An early favorite book when I was beginning my simple living journey was The Yankee Way to Simplify Your Life by Jay Heinrichs. In the book he writes:
There is one time of the day when the phone never rings, the world keeps getting brighter, and you have the whole day ahead: early morning.
Did that sentence just set your teeth on edge? You very likely had an instinctive reaction to the phrase “early morning.” You said to yourself, “I am not a morning person.“
Motherhood and Loss of Sleep
One of the hardest parts of adjusting to motherhood has been the total lack of control I have felt over my sleeping and rising schedule. Caroline did not sleep through the night until she was five months old which meant we were up at least two or three times a night. She also teethes badly, moaning and waking up often, which of course wakes me up without fail. When she is teething, she has a very hard time going back to sleep. So for the last twenty months I have felt very much at the mercy of her sleeping patterns.
At times I have decided to stay up late just to get things done. I could always count on four or five hours of quiet once Caroline went down. Invariably, whenever I had planned to get up early, Caroline also woke up early so I gave up on rising early because I was never certain of those hours being available to me.
But in staying up late, I have usually paid the price of not getting enough sleep and have ended up sick. This has only frustrated me more in my feeling like I was living in a no-win situation over which I had no real control.
And, honestly, it was a no-win situation for this time in my life. The only thing I could do was muddle through, do what I needed to do for Caroline, and remind myself constantly that it would not always be like this.
Living Simply Means Rising Early and Something Else
Going through this has only reinforced my conviction that one of the keys to living simply is rising early.
However, I will add this caveat.
One of the keys to living simply is rising early and also getting enough sleep.
There is nothing simple about rising early if you are trying to make it on only three or four hours of broken sleep. But for most people who want to rise early and struggle with it, the problem isn’t in the morning. The problem originates the night before with staying up too late. I know of which I speak because that is my struggle – forcing myself to stop at night and go to bed so I can get up early.
My ideal day would resemble Daniel Webster’s in a small way as described in The Yankee Way to Simplify Your Life:
At his beloved Massachusetts farm, Marshfield, rose at three or four in the morning. Fed his cattle and then went to his library, worked until nine. Breakfast at ten. Afterward liked to say, “I have finished my day’s work, written all my letters, and now I have nothing to do but enjoy myself.”
My preference is to rise at five, read my Bible and pray, work for a couple of hours while Caroline is still sleeping, breakfast when she gets up, use my morning very productively, and have lunch. I would prefer to eat our big meals at breakfast and lunch so that when the lunch dishes are cleaned up, the bulk of my day’s responsibilities are over.
Have I fully arrived at that yet? No, but I am encouraged that I finally have the opportunity to begin moving in that direction and have been making small steps in the direction of reclaiming my early rising pattern of living.
Some people certainly get up early more easily than others. But if you feel groggy first thing in the morning, that does not mean you are biologically incapable of getting up. In the days when most Americans farmed, everybody was a morning person. A dairy farmer would not roll over in bed at 4:00 a.m. and mutter to his wife, “I’m sorry, dear, but I can’t milk the cows right now. I’m not a morning person.” We all wage a continuing struggle against biology. Who is genetically suited to sitting at a desk all day or driving a cab for hours? A woman who’s thinking of taking up jogging doesn’t determine whether her oxygen uptake and slow-twitch musculature make her a jogging person.

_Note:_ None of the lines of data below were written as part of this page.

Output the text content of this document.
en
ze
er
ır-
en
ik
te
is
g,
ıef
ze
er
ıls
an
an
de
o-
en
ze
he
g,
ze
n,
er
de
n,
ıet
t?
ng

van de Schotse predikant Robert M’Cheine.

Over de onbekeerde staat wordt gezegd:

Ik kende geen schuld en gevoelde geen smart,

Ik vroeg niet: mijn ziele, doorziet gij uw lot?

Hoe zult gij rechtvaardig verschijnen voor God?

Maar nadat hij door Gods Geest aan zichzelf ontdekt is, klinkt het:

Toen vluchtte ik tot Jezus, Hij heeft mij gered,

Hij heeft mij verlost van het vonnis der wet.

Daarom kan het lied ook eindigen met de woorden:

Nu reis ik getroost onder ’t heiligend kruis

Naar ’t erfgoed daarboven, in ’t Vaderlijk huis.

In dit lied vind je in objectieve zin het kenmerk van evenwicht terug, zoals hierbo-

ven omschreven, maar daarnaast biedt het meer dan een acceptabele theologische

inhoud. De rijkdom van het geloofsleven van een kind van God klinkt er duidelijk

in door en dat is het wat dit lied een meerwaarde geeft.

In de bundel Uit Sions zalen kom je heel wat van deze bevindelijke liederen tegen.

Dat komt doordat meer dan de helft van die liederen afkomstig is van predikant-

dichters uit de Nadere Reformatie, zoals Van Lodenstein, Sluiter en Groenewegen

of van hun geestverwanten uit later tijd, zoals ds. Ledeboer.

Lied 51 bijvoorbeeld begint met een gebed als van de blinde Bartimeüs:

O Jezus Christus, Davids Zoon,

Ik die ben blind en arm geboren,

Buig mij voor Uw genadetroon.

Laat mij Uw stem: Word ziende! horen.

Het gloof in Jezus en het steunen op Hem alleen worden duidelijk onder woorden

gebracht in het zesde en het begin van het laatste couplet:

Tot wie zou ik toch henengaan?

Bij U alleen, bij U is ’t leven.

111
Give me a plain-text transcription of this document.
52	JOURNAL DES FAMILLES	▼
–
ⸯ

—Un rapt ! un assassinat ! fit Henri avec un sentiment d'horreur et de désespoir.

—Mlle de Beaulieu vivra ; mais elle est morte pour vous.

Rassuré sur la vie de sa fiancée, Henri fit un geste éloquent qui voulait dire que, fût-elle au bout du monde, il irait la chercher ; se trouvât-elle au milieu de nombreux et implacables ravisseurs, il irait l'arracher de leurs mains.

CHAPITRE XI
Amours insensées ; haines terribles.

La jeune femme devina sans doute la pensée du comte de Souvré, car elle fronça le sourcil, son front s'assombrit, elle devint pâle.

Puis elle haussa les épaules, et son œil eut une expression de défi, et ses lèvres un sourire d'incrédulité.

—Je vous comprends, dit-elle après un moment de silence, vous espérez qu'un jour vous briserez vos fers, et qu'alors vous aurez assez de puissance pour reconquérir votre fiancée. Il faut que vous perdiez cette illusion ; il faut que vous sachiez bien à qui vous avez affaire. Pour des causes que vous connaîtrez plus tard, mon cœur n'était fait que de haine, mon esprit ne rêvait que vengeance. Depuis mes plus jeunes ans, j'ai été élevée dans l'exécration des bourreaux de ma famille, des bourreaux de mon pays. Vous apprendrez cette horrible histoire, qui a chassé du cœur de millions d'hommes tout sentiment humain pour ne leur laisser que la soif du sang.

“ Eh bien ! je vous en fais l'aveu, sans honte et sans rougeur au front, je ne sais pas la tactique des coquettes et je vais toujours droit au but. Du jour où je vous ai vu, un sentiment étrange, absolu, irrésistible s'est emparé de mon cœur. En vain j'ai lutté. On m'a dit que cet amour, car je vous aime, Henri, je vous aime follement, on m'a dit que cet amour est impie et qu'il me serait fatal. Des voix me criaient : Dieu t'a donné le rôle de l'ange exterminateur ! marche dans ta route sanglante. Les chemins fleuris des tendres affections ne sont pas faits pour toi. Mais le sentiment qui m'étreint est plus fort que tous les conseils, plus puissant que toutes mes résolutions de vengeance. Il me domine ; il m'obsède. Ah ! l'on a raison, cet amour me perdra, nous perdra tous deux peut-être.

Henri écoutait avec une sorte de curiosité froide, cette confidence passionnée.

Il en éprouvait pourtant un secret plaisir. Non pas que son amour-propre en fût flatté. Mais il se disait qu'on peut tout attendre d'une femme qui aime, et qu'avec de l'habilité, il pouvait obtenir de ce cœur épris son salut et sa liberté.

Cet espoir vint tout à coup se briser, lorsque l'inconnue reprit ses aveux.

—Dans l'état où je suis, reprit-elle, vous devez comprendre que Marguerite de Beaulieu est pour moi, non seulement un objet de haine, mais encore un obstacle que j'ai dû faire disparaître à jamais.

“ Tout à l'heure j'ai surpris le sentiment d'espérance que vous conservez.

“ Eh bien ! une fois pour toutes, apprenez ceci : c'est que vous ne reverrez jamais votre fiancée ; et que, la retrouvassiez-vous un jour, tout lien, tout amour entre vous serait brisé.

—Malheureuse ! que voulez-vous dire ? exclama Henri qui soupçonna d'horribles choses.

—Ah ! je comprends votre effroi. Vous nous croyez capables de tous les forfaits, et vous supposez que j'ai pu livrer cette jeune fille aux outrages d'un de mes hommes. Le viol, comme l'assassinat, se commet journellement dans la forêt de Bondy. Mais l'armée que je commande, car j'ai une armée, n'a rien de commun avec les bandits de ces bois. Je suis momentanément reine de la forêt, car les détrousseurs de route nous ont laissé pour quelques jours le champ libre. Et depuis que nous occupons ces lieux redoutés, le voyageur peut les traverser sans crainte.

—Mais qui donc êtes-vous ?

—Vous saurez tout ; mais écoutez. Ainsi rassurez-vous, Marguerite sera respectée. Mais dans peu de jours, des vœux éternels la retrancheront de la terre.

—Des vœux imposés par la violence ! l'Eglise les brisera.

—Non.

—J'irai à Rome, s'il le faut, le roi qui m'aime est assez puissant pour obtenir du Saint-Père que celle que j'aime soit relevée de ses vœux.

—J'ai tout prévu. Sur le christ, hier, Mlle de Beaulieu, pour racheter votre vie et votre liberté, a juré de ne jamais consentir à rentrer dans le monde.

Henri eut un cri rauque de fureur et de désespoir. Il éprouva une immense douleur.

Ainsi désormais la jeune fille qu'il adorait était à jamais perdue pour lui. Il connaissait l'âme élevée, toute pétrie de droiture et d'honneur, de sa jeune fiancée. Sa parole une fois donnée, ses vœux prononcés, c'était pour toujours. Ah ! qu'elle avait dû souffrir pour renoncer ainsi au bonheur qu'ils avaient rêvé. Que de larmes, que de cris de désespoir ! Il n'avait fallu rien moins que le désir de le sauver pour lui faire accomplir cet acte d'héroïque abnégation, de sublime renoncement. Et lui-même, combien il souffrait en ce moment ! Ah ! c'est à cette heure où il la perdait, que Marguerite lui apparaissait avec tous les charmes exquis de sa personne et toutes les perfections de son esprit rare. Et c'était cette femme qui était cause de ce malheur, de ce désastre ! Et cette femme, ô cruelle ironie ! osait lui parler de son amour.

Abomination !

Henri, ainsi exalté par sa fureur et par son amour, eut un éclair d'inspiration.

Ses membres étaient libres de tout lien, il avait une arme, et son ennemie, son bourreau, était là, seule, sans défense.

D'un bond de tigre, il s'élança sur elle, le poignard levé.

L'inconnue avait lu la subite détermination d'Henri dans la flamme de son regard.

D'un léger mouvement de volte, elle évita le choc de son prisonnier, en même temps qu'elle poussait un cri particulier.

Yet we’re perfectly willing to categorize ourselves as biologically unfit for dawn just because we’re not one of those (extremely rare) people who bound out of bed, beam at their suffering spouses, and shout, “Good morning! What are your plans for the day?”
I am not necessarily naturally wired to be a morning person. I just know how much better life is when I get up early. I truly believe the day is won or lost by 10:00 a.m. There are intangibles available in the quiet of the early hours that aren’t available any other time of day.
Perhaps most important is the ability to be alone with my thoughts and start my day quietly before tackling the responsibility of a lively toddler. For me, it is a key component of living simply.